Studio album by Sort Sol
- Released: April 3, 2001
- Recorded: 2001
- Genre: Rock, alternative rock
- Length: 36:43
- Label: Mercury
- Producer: Per Sunding, Sort Sol

Sort Sol chronology
| Unspoiled Monsters (1996) | Snakecharmer (2001) | Stor Langsom Stjerne (2017) |

Singles from Snakecharmer
- "Nights in White Satin" Released: November 2000; "Elia Rising" Released: 2001; "I'll Take Care of You" Released: 2001;

= Snakecharmer (album) =

Snakecharmer is the eighth studio album by the Danish rock band Sort Sol and the sixth under that name after renaming from the earlier Sods.

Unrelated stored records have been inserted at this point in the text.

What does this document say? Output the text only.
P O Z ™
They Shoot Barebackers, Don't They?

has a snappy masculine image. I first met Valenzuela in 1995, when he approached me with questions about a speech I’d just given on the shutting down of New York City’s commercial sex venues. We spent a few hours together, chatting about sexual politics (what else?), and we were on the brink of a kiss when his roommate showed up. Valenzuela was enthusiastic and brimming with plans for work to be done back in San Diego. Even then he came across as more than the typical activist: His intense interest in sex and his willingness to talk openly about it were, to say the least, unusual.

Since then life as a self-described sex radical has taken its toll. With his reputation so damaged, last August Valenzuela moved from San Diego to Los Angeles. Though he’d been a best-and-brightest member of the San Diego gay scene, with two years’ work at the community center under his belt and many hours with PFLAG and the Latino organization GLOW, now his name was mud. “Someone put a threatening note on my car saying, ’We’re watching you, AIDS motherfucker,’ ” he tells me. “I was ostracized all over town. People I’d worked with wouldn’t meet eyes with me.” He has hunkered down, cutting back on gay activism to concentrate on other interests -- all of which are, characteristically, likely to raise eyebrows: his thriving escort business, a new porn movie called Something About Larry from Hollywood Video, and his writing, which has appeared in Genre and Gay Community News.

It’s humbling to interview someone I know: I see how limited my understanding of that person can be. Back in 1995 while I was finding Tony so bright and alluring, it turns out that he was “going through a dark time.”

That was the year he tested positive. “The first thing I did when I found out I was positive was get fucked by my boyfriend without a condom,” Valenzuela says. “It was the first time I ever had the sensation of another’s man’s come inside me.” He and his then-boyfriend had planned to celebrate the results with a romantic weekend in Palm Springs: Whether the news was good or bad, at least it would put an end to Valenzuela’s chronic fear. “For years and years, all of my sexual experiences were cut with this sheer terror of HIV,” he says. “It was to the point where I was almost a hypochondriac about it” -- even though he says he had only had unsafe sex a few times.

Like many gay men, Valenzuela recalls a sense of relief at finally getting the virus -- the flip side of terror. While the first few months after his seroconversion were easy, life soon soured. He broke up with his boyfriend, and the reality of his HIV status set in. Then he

The album was released on April 3, 2001, by Mercury Records. It was their first album in five years since Unspoiled Monsters (1996). The album reached number one in Denmark, and was certified gold by the International Federation of the Phonographic Industry (IFPI) for shipments of 25,000 copies.

==Track listing==
1. "I'll Take Care of You" – 4:46 (Jørgensen/Top-Galia)
2. "It's Gonna Rain" – 4:10 (Jørgensen/Top-Galia)
3. "Brogue" – 4:34 (Jørgensen/Top-Galia)
4. "Rhinestone" – 3:58 (Odde)
5. "Next Century" – 3:38 (Jørgensen/Top-Galia)
6. "Elia Rising" (featuring Sissel) – 4:25 (Odde)
7. "Who's Afraid of Virginia Woolf" – 2:39 (Odde/Odde, Top-Galia, Ortved)
8. "Daddy Howard in Queens" – 3:36 (Odde/Odde-Ortved)
9. "Nights in White Satin" – 4:57 (Hayward)

==Personnel==
- Sort Sol
- Steen Jørgensen – vocals
- Tomas Ortved – drums
- Lars Top-Galia – lead guitar
- Knud Odde – bass guitar

- Additional musicians and production
- Henrik Lindstrand – arranging and conducting on "I'll Take Care Of You"
- Wili Jønsson – additional bass guitar and keyboard on "I'll Take Care Of You", "Elia Rising" and "Night In White Satin"
- Sissel – duet on "Elia Rising"
- Per Sunding – backing vocals on "I'll Take Care Of You", "Rhinestone" and "Daddy Howard In Queens"
- Mark Linn – backing vocals on "Brogue", "Next Century" and "Who's Afraid Of Virginia Wolf"
- Alex Nyborg Madsen – backing vocals on "Who's Afraid Of Virginia Wolf"
- Mathias Toksværd – turntables on "It's Gonna Rain", "Brogue" and "Next Century"
- Laust Sonne – additional drums and percussion on "I'll Take Care Of You"
- S. Andersson – saxophone on "Who's Afraid Of Virginia Wolf"
- Jeppe Kaas – strings and horn on "Elia Rising"
- Johnny Stage – guitars, bass, backing vocals and keyboard on "Rhinestone" (original producer) and "Daddy Howard In Queens" (original producer)
- Per Sunding – production
- Michael Ilbert – mixing
- George Marino – mastering

==Charts and certifications==

===Charts===

| Chart (2001) | Peak position |
|---|---|
| Danish Albums Chart | 1 |

===Certifications===

| Region | Certification | Certified units/sales |
| Denmark (IFPI Danmark) | Gold | 25,000^{^} |
^{^} Shipments figures based on certification alone.